Cris’ Image Analysis Blog | Efficient algorithms vs efficient code

Efficient algorithms vs efficient code

By Cris Luengo on Sat 21 October 2017.

Since I have spent quite a bit of time porting 25-year old code, I have been confronted with the significant changes to CPU architecture over that time. Code in DIPlib used to be very efficient back then, but some optimizations did not age well at all. I want to show some examples here. It is nice to see that a little bit of effort into optimization can go a long way.

I also want to give a quick example of a highly optimized implementation of an inefficient algorithm, which highlights the difference between algorithms and code.

Optimal cache usage

Everybody looking to process larger amounts of data has run into cache miss problems. For any sort of algorithm applied on a data set, the execution time as a function of data set size always has two distinct slopes, with a break when the data set size first exceeds the cache size. Execution speed greatly diminishes at this point. For such large data sets, it is very important to pick the algorithm that best uses the cache, which always involves reading data in storage order, or most frequently accessing contiguous portions of the data.

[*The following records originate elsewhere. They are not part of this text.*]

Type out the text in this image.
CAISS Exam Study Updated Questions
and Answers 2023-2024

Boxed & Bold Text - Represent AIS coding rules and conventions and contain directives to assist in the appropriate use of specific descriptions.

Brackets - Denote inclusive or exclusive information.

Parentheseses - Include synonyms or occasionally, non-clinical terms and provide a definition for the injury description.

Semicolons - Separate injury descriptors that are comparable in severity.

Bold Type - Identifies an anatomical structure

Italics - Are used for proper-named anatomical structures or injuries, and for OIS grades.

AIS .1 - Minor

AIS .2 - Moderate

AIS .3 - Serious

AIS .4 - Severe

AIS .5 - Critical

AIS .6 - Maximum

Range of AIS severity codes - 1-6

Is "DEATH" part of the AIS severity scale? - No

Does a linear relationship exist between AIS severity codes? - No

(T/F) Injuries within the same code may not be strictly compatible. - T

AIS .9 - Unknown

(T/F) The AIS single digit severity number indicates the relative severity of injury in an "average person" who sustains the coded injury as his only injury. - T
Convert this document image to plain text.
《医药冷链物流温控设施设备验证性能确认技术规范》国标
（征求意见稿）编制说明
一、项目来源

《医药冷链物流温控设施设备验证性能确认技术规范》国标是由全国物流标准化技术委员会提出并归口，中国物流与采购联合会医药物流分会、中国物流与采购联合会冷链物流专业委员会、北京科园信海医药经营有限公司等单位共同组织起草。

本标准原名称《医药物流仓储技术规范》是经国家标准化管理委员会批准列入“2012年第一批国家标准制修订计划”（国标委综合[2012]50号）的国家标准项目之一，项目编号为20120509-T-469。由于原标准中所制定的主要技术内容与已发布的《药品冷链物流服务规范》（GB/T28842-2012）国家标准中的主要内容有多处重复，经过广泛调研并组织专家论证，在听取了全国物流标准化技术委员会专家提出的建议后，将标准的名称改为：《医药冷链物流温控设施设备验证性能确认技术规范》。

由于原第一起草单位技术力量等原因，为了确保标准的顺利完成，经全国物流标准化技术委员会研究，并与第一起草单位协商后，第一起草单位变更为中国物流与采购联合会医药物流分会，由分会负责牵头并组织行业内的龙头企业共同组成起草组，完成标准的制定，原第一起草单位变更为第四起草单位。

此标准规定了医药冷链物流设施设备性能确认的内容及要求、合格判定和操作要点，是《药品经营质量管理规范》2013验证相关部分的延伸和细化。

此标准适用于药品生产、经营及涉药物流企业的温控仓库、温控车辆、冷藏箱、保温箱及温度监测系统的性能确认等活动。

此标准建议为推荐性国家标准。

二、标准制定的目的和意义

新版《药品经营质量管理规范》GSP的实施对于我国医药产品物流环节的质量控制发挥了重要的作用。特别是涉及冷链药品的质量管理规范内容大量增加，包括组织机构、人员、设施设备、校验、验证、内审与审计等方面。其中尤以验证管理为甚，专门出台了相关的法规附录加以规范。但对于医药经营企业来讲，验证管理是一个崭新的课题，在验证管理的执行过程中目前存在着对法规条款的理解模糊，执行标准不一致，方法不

The old DIPlib (the versions up to and including the current official release) uses a method of reading and writing pixel data that made a significant speed difference on the architectures that existed 25 years ago. My colleague Geert van Kempen even wrote a paper about this method. Very simply put, if one processes an image by rows first, and then by columns (as one does with any separable filter), this method will write the rows as columns during the first step. The second step then again reads rows and writes columns. In effect, the image was transposed in each step. The advantage stems from the filter then always reads image rows (which are stored contiguously), and thus optimally uses the cache. This method is no longer used in DIPlib 3.0, as any advantages in cache usage are now insignificant due to changes in cache management. Because even though the method uses the cache optimally for reading, it uses it in the worst possible way for writing, which apparently is not what modern processors are optimized to do.

This is to say, explicit optimizations for one specific hardware system can slow down execution on different hardware. I usually prefer keeping code simple and straight-forward. This has several advantages: shorter code leads to fewer cache misses when loading instructions; simple code is easier to optimize for the compiler; and most importantly, it’s easier to read and maintain.

Conditional jumps

Another obvious difference in hardware from 25 years ago to now is pipelining. Back in the day, an “if” statement (which leads to a conditional jump in machine code) took one clock cycle on most hardware, and a floating-point multiplication took several clock cycles. An “if” statement was relatively cheap. Today, all processors use what is called a pipeline: an instruction that takes 8 clock cycles can be started every clock cycle, filling up a pipeline. If code can be written such that the result of one operation is independent of the result of the previous operation, then this second operation can be started on the same pipeline before the previous operation finished. It is possible to compute 1000 8-clock-cycle operations in 1007 clock cycles. However, a conditional jump throws a wrench into this: if the jump depends on the result of a computation, the processor has to wait for the computation to be finished to know where to jump to (or rather, whether to jump or not). Modern processors use branch prediction to determine what the most likely outcome is, and start computing towards that outcome. But if the prediction was wrong, things have to be rewound and one loses a lot of time. Thus, in modern processors, one tries to avoid “if” statements within loops.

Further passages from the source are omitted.